My life is different because I run, because I run marathons.

Some highlights from this year's marathon:
  • Singing the National Anthem with the other runners at the start and getting compliments from everyone in the Port-A-Potty line with me.
  • My dad came to watch me run. He was able to see me at four different points (~ miles .5, 6, 11 and 25) in the race.
  • A dear friend came to watch me run and saw me at three different points (~ miles 2, 5, and 21) in the race (and took some pictures)
  • Two co-workers came to watch me run and saw me at two different points(~ miles 12 and 21). They were impressed that I was still running at mile 21.
  • I no longer believe in the wall. I do believe in a mile of mental jello, difficult and mental and pace reducing and mile lengthening but still possible to get through. Just keep moving. I. Will. Not. Stop. (I also believe in the Blerch).
  • Keeping a sub 12 minute pace for over 3 hours. And running down Greeley with less pain than the first time. The downhill training paid off.
  • Remembering and honoring those who had their lives forever changed in Boston last April. It may take me a long time, but it would be pretty awesome to run the Boston some day. Even if I'm eighty.






Saturday, October 5, 2013

Wasn't Once Enough?

Two years ago, I ran the Portland Marathon. Tomorrow, I'm doing it again.

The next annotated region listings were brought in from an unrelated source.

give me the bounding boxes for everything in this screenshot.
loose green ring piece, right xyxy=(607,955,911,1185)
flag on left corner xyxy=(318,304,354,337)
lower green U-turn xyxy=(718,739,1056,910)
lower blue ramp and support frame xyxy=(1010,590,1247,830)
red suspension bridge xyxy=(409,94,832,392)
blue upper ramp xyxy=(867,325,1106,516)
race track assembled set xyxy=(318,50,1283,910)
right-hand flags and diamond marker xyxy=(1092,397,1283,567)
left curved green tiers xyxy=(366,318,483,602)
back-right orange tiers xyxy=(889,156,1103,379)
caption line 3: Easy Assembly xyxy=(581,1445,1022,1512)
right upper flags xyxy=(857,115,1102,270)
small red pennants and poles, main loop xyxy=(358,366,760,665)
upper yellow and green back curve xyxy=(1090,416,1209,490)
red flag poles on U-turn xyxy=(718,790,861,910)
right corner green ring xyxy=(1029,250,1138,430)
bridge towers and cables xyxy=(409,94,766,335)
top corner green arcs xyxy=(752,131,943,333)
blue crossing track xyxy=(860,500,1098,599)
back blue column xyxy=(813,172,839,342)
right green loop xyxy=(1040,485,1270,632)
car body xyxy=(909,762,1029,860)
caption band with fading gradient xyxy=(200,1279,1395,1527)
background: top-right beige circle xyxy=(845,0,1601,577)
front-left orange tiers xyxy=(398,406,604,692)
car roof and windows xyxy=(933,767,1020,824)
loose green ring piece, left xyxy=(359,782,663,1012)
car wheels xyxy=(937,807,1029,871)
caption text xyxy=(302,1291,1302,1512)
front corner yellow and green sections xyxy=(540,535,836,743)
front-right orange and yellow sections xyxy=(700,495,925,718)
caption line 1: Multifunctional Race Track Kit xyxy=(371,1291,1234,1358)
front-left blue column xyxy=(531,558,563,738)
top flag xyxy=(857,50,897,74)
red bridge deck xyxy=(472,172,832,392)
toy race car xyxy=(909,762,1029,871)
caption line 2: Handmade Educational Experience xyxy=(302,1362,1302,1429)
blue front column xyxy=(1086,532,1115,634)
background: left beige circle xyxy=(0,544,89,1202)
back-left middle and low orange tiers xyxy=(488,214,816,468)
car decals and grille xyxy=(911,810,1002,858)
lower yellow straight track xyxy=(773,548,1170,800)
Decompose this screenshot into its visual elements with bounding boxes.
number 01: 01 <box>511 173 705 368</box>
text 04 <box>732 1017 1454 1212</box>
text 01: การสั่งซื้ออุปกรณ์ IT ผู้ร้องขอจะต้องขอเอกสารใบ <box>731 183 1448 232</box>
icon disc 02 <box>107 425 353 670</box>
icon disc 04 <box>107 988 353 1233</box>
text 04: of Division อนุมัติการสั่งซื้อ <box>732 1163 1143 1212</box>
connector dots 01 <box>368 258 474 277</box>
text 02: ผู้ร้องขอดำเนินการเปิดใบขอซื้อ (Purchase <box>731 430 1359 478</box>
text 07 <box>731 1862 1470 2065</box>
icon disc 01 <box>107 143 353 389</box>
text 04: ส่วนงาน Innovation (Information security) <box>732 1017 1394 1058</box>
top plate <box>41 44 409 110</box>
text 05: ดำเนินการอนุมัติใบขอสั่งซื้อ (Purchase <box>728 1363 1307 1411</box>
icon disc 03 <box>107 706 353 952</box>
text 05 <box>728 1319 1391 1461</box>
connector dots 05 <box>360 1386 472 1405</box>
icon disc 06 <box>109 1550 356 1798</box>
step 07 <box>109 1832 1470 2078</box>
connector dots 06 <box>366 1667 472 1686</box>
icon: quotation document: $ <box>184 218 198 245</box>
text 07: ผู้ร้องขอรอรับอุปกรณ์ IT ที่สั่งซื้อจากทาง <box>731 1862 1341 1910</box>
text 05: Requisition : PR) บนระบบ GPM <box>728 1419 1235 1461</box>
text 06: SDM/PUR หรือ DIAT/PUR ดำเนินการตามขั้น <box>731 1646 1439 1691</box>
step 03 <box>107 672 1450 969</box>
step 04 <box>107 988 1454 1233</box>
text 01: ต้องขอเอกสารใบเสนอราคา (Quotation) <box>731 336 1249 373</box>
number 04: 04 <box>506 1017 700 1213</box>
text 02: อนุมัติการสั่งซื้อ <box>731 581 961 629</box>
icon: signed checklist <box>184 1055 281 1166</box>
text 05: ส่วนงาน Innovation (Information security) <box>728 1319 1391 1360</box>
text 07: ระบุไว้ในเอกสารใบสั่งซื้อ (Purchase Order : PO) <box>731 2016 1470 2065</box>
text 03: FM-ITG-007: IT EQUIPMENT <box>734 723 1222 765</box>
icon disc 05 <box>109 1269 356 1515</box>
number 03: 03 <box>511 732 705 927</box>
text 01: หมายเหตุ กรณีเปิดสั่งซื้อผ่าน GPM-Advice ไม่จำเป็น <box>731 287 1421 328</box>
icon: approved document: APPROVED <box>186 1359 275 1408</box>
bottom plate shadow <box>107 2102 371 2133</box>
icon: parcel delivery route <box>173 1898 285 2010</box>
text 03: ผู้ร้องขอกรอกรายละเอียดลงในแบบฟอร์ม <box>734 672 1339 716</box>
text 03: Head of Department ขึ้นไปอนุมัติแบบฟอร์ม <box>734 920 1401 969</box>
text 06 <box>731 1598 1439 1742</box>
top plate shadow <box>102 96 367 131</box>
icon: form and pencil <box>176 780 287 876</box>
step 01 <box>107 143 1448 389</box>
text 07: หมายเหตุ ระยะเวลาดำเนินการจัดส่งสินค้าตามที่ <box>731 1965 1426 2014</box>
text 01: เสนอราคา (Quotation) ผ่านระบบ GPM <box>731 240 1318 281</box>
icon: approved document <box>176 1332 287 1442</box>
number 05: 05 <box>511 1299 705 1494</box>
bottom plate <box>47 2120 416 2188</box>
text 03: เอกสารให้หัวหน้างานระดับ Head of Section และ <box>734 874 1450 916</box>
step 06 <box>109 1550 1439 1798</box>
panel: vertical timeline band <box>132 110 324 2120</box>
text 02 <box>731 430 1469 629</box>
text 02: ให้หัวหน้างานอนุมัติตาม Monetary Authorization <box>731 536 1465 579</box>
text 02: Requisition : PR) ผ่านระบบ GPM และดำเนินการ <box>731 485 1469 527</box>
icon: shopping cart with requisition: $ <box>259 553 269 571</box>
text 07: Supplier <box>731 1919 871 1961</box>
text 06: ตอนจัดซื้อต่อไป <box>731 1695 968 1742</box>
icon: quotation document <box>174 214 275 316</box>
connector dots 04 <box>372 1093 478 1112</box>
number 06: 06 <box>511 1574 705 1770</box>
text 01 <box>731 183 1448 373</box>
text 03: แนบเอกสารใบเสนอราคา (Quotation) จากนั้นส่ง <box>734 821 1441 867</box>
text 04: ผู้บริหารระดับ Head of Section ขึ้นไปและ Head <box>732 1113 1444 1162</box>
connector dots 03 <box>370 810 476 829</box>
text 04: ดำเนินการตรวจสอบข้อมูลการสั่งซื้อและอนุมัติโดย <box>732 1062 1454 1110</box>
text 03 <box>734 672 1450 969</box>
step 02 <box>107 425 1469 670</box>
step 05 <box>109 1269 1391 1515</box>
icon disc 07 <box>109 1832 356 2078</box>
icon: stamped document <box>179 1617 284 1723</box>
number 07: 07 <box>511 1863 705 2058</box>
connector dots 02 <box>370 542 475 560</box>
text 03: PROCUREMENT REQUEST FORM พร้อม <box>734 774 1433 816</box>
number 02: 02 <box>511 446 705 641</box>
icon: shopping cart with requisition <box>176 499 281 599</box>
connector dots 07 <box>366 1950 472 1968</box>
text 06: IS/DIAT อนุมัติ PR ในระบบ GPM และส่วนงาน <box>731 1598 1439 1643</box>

My training has been different this time around. I started training earlier but I didn't train as hard. I didn't have Hood to Coast to train for this year (second year in a row of denied entry; they promised us guaranteed entry for next year) so I didn't run hills as much as I did the last time. However, I did focus a bit more on running downhill than I did last time as I remember how hard it was running down Greeley.

This year, as a mid-training test, I ran a half-marathon in Forest Grove. I did better than expected but that had unexpected results. If I was doing so well, I could cut back on training, right? I eased up on mid-week short runs but completed more of my weekend long runs, including a 20 mile run a few weeks ago. That run was both encouraging (I finished it) and discouraging (I didn't hit the pace I wanted to). But I did it; two years ago, the longest I had run was 15 miles.

I also had a week-long running break in September, just before my taper when I went on a cruise to Alaska. But I did do a lot of stairs on the ship. Up and down, 11th deck to 7th to 14th and back multiple times a day. Figured that should help a bit with the downhill as well, at least that's what I've been telling myself.

I'm not worried about tomorrow; I've completed a marathon before and I know I can finish. But I am worried about tomorrow because I was not where I wanted to be training-wise when I started my taper. Last time, my goal was to finish. This time, I want to beat my time from before. And, if I can cut 20 minutes off my marathon time, and keep that time or better in my future marathons, when I'm 80, I'll qualify for the Boston.

Once wasn't enough and I'm already thinking long-term.